According to Greenwich Associates, a research company in Stamford, Conn., State Street is the largest provider of transition management services, with a 27% market share. Mellon Transition Management is the second-largest, with a 12% share. Ross McLellan, the head of State Street's transition management business, said that his unit is developing additional business because "there is a continued need for transition services even when there are fewer companies providing these services."

"There has been an exodus of providers in most regions globally for a lot of reasons," he said in an interview Wednesday. "The credit crisis contributed to that, and a lot of firms went back to their core businesses and some smaller transition managers shuttered.
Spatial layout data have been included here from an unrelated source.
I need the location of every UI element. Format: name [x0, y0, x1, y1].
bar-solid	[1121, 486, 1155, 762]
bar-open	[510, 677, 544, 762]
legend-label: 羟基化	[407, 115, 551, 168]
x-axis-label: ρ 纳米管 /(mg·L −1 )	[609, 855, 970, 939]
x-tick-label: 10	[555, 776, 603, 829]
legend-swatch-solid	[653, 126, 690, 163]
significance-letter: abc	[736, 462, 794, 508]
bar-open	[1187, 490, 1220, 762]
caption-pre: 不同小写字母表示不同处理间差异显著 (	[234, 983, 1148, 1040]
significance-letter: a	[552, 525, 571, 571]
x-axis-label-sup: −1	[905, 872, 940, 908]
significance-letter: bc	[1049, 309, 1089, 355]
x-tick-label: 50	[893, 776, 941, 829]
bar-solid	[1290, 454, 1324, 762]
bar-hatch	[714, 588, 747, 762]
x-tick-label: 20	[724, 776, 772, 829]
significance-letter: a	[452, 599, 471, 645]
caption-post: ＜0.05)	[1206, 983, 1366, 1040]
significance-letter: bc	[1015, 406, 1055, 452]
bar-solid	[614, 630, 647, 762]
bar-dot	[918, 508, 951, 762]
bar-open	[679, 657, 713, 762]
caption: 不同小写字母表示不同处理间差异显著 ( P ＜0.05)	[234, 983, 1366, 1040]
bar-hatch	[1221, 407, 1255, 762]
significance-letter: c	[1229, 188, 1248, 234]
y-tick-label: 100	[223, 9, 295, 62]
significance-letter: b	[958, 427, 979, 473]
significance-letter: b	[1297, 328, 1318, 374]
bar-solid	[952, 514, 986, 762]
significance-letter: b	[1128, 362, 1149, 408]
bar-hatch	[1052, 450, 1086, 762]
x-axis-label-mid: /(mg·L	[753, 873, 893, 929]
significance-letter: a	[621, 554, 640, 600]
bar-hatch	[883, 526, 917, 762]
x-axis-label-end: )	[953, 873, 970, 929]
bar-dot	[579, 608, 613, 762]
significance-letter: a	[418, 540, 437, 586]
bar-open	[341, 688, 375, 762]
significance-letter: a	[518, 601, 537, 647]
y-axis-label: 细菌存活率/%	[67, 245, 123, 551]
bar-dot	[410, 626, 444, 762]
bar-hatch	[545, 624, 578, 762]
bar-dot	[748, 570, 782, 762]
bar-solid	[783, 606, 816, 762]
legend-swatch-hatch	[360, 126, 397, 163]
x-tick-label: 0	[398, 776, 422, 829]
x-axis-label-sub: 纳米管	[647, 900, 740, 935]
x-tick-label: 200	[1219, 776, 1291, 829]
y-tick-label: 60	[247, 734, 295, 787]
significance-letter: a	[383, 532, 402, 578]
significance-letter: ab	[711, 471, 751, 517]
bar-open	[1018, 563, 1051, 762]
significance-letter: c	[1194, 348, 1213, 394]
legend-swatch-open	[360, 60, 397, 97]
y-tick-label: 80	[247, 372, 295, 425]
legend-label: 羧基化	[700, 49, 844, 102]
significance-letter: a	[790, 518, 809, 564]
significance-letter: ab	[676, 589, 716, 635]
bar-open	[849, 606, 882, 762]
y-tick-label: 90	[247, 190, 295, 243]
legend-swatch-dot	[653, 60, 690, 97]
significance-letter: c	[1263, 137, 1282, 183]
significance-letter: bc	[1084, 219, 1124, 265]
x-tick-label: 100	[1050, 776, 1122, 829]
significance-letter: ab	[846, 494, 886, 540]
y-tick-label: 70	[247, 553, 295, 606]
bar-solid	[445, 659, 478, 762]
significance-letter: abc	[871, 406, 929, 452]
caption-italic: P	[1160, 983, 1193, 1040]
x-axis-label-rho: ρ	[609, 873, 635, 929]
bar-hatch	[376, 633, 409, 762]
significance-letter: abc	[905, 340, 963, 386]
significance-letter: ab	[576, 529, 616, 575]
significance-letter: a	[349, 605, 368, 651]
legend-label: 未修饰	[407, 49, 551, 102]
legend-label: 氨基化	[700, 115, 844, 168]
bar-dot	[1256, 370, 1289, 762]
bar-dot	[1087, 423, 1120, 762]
This is all to the advantage of companies like State Street that have been in this business for a while and remain committed to it."

Keleher said a "logjam" of management changes will begin to clear in the next two months.

"We could see significant gains in volume in the next few years," he said. "There is just a huge, pent-up demand. A lot of institutional investors stopped moving between managers during the financial crisis, because it was just more cost-effective to remain with the same managers. But a lot of managers have significantly underperformed in the last year, and institutional investors are going to begin restructuring portfolios and terminating managers."

In the United States, where it hired four executives last summer, Mellon Transition Management has offices in San Francisco, Philadelphia and Boston. Its international offices are in Sydney, London and Toronto. On Monday it announced it hired a seven-member team from Citigroup Transition Management to be based in the London office, bringing the head count there to 10.

In the short term Mellon Transition Management plans to expand its Sydney office. For the longer term, "we are certainly interested in Asia," Keleher said.

Last year Mellon Transition Management's business in Europe and Australia grew at almost three times the rate of its business in the United States and Canada, he said.

State Street's transition management business has offices in Boston, San Francisco, Montreal, Toronto, London, Hong Kong, Qatar, Sydney, Tokyo and Singapore. It began offering its services in Europe and Asia more than 10 years ago. "We have established large teams in both Asia and Europe and we are offering a full suite of services in both regions," McLellan said. "We have invested significant resources overseas. Right now, 40% of our team is deployed globally."

Keleher said he expects Mellon Transition Management to develop more business globally and domestically as more broker-dealers leave the transition management business. He expects to hire five or six more people in the next six months in the United States in portfolio management and operations, he said.

State Street has hired senior-level executives in London and Hong Kong in the past six months, and McLellan said he thinks it will continue its recruiting.

"We have already seen an uptick in business," he said. "There is a lot of demand for our services. I expect that institutional managers will look to rebalance their portfolios and there will be manager turnover to deal with."